A system to learn the reference to actions in Italian, English, Spanish and Chinese



In order to communicate, it's necessary to refer to actions. Speakers do not have a problem finding the right verb for a specific action in their own language. However, in a foreign language, they often have difficulty choosing the appropriate verb.
The reason is that one verb can refer, in its own meaning, to many different actions and we cannot be certain that the same set of alternatives is allowed in another language.

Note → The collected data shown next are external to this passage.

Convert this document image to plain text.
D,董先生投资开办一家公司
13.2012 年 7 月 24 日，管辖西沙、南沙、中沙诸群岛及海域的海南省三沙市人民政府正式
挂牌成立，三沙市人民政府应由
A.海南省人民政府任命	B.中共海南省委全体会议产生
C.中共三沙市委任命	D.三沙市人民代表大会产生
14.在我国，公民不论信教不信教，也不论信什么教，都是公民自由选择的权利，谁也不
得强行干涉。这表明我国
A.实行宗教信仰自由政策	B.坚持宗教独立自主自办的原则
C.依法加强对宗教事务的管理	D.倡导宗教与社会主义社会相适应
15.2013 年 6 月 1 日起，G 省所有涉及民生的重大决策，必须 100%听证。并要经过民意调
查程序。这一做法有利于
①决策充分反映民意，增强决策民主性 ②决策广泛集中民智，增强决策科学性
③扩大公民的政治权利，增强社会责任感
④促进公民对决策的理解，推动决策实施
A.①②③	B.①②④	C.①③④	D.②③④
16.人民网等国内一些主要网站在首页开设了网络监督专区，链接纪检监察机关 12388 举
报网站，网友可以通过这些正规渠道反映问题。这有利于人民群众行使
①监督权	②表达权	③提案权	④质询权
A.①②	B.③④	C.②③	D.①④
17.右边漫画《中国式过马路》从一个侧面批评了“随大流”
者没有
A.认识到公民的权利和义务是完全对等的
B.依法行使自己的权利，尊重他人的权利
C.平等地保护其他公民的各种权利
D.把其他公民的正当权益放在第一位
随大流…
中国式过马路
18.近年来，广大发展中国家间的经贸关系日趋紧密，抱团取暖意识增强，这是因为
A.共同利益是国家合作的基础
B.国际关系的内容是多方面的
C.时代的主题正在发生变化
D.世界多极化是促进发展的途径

Like second language learners, automatic translation systems also suffer from this problem, especially when the translation of a simple sentence is required. For instance, asking the Google system to translate into Italian the English sentence "John pushes the garbage into a can" we presently get "John spinge l'immondizia nel secchio" instead of "John comprime l'immondizia nel secchio".
Working in the other direction, if we ask to get in English "Mario prende il gatto per la coda" this sentence is translated as "Mario takes the cat by the tail" instead of "Mario catches the cat by the tail", which is the actual interpretation; similarly the Italian sentence "Mario gira gli zucchini nella padella" is returned in English as "John turns the zucchini in the pan" instead of "John stirs the zucchini in the pan".

The reason for these mistranslations is that the set of possible interpretations of general action verbs, such as prendere, spingere, girare, comprimere in Italian and take, catch, push e turn in English and their cross-linguistic correspondences, are not mastered by the system and, indeed, are not explicitly settled neither in dictionaries nor in any current language ontology.

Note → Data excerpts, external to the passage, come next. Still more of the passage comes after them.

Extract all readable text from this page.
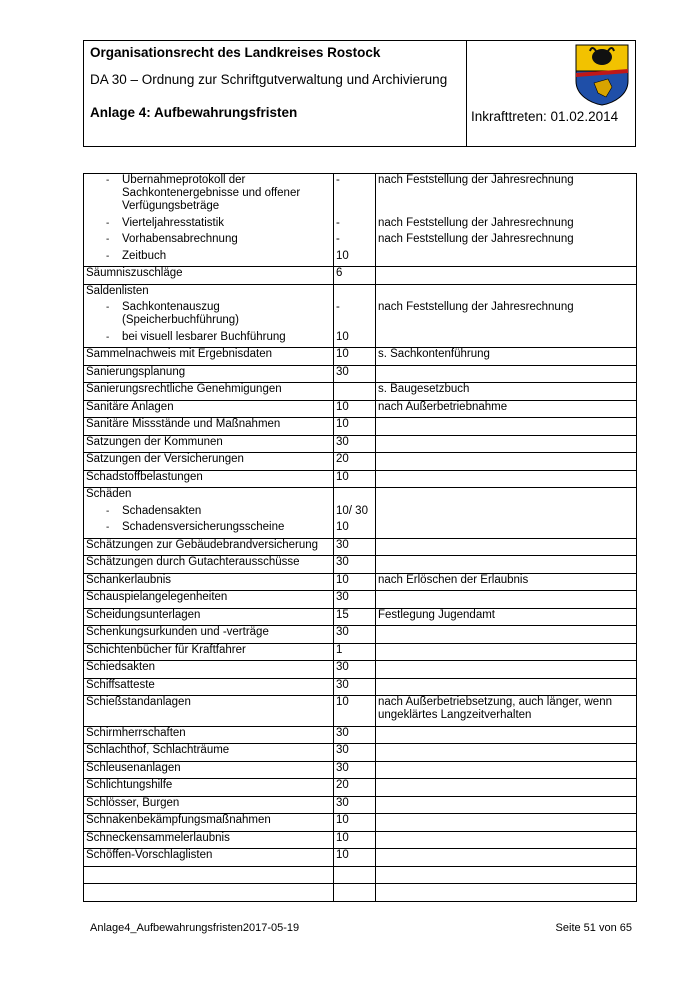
Organisationsrecht des Landkreises Rostock
DA 30 – Ordnung zur Schriftgutverwaltung und Archivierung
Anlage 4: Aufbewahrungsfristen	Inkrafttreten: 01.02.2014
- Übernahmeprotokoll der Sachkontenergebnisse und offener Verfügungsbeträge	-	nach Feststellung der Jahresrechnung

- Vierteljahresstatistik	-	nach Feststellung der Jahresrechnung

- Vorhabensabrechnung	-	nach Feststellung der Jahresrechnung

- Zeitbuch	10	
Säumniszuschläge	6	
Saldenlisten		

- Sachkontenauszug (Speicherbuchführung)	-	nach Feststellung der Jahresrechnung

- bei visuell lesbarer Buchführung	10	
Sammelnachweis mit Ergebnisdaten	10	s. Sachkontenführung
Sanierungsplanung	30	
Sanierungsrechtliche Genehmigungen		s. Baugesetzbuch
Sanitäre Anlagen	10	nach Außerbetriebnahme
Sanitäre Missstände und Maßnahmen	10	
Satzungen der Kommunen	30	
Satzungen der Versicherungen	20	
Schadstoffbelastungen	10	
Schäden		

- Schadensakten	10/ 30	

- Schadensversicherungsscheine	10	
Schätzungen zur Gebäudebrandversicherung	30	
Schätzungen durch Gutachterausschüsse	30	
Schankerlaubnis	10	nach Erlöschen der Erlaubnis
Schauspielangelegenheiten	30	
Scheidungsunterlagen	15	Festlegung Jugendamt
Schenkungsurkunden und -verträge	30	
Schichtenbücher für Kraftfahrer	1	
Schiedsakten	30	
Schiffsatteste	30	
Schießstandanlagen	10	nach Außerbetriebsetzung, auch länger, wenn ungeklärtes Langzeitverhalten
Schirmherrschaften	30	
Schlachthof, Schlachträume	30	
Schleusenanlagen	30	
Schlichtungshilfe	20	
Schlösser, Burgen	30	
Schnakenbekämpfungsmaßnahmen	10	
Schneckensammelerlaubnis	10	
Schöffen-Vorschlaglisten	10	

Anlage4_Aufbewahrungsfristen2017-05-19	Seite 51 von 65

The problem is a significant one because reference to action is very frequent in ordinary spoken communication and most high-frequency verbs can each refer to many different action types.
The IMAGACT project, funded by the PAR/FAS program of the Tuscan region in Italy, has now delivered a language infrastructure covering the set of actions most frequently referred to in everyday language. Using English and Italian spoken corpora, we have identified 1010 distinct action concepts and visually represented them with prototypical scenes either animated in 3D or filmed.

The cross-linguistic correspondences of those actions with the verbs that can refer to them in English, Italian, Spanish and Chinese have been established in a data base that can be freely accessed on line through an user friendly user interface.

This is crucial for users who want learn the lexicon of another language, and makes IMAGACT specifically good for the early phases of the learning process. The action concepts can be easily identified by speakers of any language, since they are clearly represented in an ontology of animated and filmed scenes.

The user can figure out the range of actions identified by a verb of his own language and can come to know what is a right verb or verbs for each action in the other languages. He can explicitly compare the range of possible actions identified by two verbs of his languages or by two verbs of different languages. The user can also search for an action independently of any language in the IMAGACT gallery of scenes.